Disperindag: Perkuat “branding” beras Bali agar tak kalah saing
[ad_1]
“Jangan terus gabah yang kita hasilkan dijual ke luar, namun kemudian berasnya kita beli dengan harga yang tinggi,” kata Kepala Disperindag Provinsi Bali I Wayan Jarta di Denpasar, Rabu.
Dalam acara penyerapan aspirasi bertajuk “Kesiapan Bali dalam Mengantisipasi UU Cipta Kerja Berkaitan dengan Perdagangan Sembako di Bali” itu, Jarta mengatakan proses hilirisasi sangat penting sehingga petani bisa mendapatkan nilai tambah yang wajar.
“Selama ini dari hasil pengecekan kami ke distributor, sebagian besar mereka menjual beras kemasan luar Bali, sedangkan beras lokal kita kurang banyak peredarannya. Padahal kualitasnya juga tidak kalah,” ucapnya.
Persoalannya, ujar Jarta, petani dan pengusaha kita kurang bisa membangun atau menciptakan “branding” dari produk yang dihasilkan, di samping adanya keterbatasan alat dan teknologi pengolahan gabah yang dimiliki.
Baca juga: Mentan dorong petani Bali tingkatkan hasil produksi dan kualitas beras
Terkait dengan penguatan produk pertanian dari daerah setempat, Pemprov Bali berencana membentuk sentra pangan yang akan memperkuat proses hilirisasi hasil pertanian, sehingga di sana nanti akan ada proses pengolahannya.
“Untuk membantu menyerap beras dari petani lokal, selama ini untuk tunjangan beras dari para ASN Pemprov Bali juga sudah diambil dari para petani Bali,” ucapnya.
Mengenai ketersediaan beras dan bahan pokok lainnya di tengah kondisi pandemi, Jarta menjamin hingga saat ini kondisinya aman.
“Untuk beras misalnya, perkiraan ketersediaan stok mencapai 136.928 ton. Dengan kebutuhan rata-rata per bulan sebesar 33.742 ton, maka jumlah ini cukup hingga empat bulan,” katanya.
Baca juga: DPR RI pastikan tak ada impor beras
Sementara itu, anggota Dewan Perwakilan Daerah Made Mangku Pastika mengatakan untuk bisa bersaing dan bertahan di tengah kondisi pandemi COVID-19, mau tidak mau memang harus mengikuti kemajuan teknologi, termasuk dalam sektor pertanian.

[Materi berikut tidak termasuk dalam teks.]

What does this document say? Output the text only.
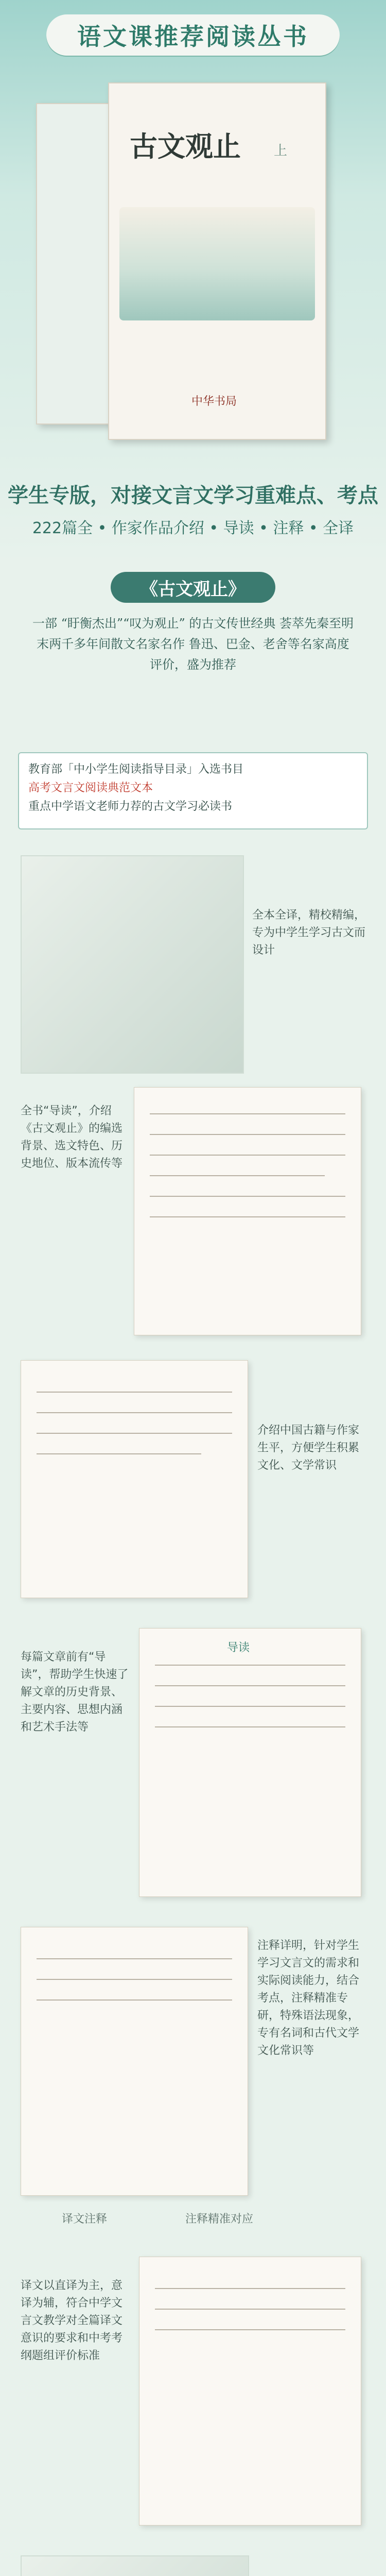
语文课推荐阅读丛书
古文观止 上
中华书局
学生专版，对接文言文学习重难点、考点
222篇全 • 作家作品介绍 • 导读 • 注释 • 全译
《古文观止》
一部 “盱衡杰出”“叹为观止” 的古文传世经典 荟萃先秦至明末两千多年间散文名家名作 鲁迅、巴金、老舍等名家高度评价，盛为推荐
教育部「中小学生阅读指导目录」入选书目
高考文言文阅读典范文本
重点中学语文老师力荐的古文学习必读书
全本全译，精校精编，专为中学生学习古文而设计
全书“导读”，介绍《古文观止》的编选背景、选文特色、历史地位、版本流传等
介绍中国古籍与作家生平，方便学生积累文化、文学常识
每篇文章前有“导读”，帮助学生快速了解文章的历史背景、主要内容、思想内涵和艺术手法等
导读
注释详明，针对学生学习文言文的需求和实际阅读能力，结合考点，注释精准专研，特殊语法现象，专有名词和古代文学文化常识等
译文注释	注释精准对应
译文以直译为主，意译为辅，符合中学文言文教学对全篇译文意识的要求和中考考纲题组评价标准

“Iya memang tidak mudah mengubah dari yang konvensional ke digital, tetapi itu tetap harus dilakukan. Masak kita nggak bisa juga bikin label yang bagus. Selain itu, Bank Indonesia juga menyatakan siap memberikan pelatihan digitalisasi bagi pelaku UMKM,” ucapnya.
Mantan Gubernur Bali dua periode itu mencontohkan betapa nasi yang disuguhkan di restoran-restoran Jepang sangat enak, karena memang perlakuan terhadap gabahnya berbeda. “Dalam waktu tidak sampai 24 jam, gabah sudah diolah menjadi beras,” ujarnya.
Menurut Pastika, beras dari para petani Bali tak saja kalah dari sisi branding dan kemasan, bahkan sudah dari masih di sawah dikuasai para tengkulak. Belum lagi proses produksinya dari awal juga dikerjakan orang luar Bali.
“Mau tidak mau, suka tidak suka, kita memang harus kembali ke pertanian karena semua tetap butuh pangan di tengah kondisi pandemi yang kita tidak tahu kapan akan berakhirnya,” kata anggota Komite 2 DPD itu.
Baca juga: Desa di Badung tukar sampah plastik dengan beras
Sementara itu, Ida Bagus Gede Arsana, salah satu produsen beras organik yang berbendera PT Bali Sri Organik mengatakan jika petani Bali masih memproduksi beras dengan cara-cara konvensional, maka akan tergerus.
Menurut dia, “branding” itu sangat penting. Itu pula yang menyebabkannya memilih memproduksi beras organik yang permintaan tertingginya itu dari Jakarta.
“Saya berharap para petani kita tidak lagi menjual dari masih berupa tanaman padi atau gabah, tetapi kita harus mampu menjual beras dengan baik. Petani-petani di Bali memang sudah memiliki alat penyosohan dan pengeringan gabah, namun tidak semodern di Jawa,” kata Arsana.
Setiap tahun, rata-rata pihaknya mampu memproduksi beras merah organik sebanyak 3 ton, beras putih menthik susu 120 ton dan beras hitam organik sebanyak 2 ton.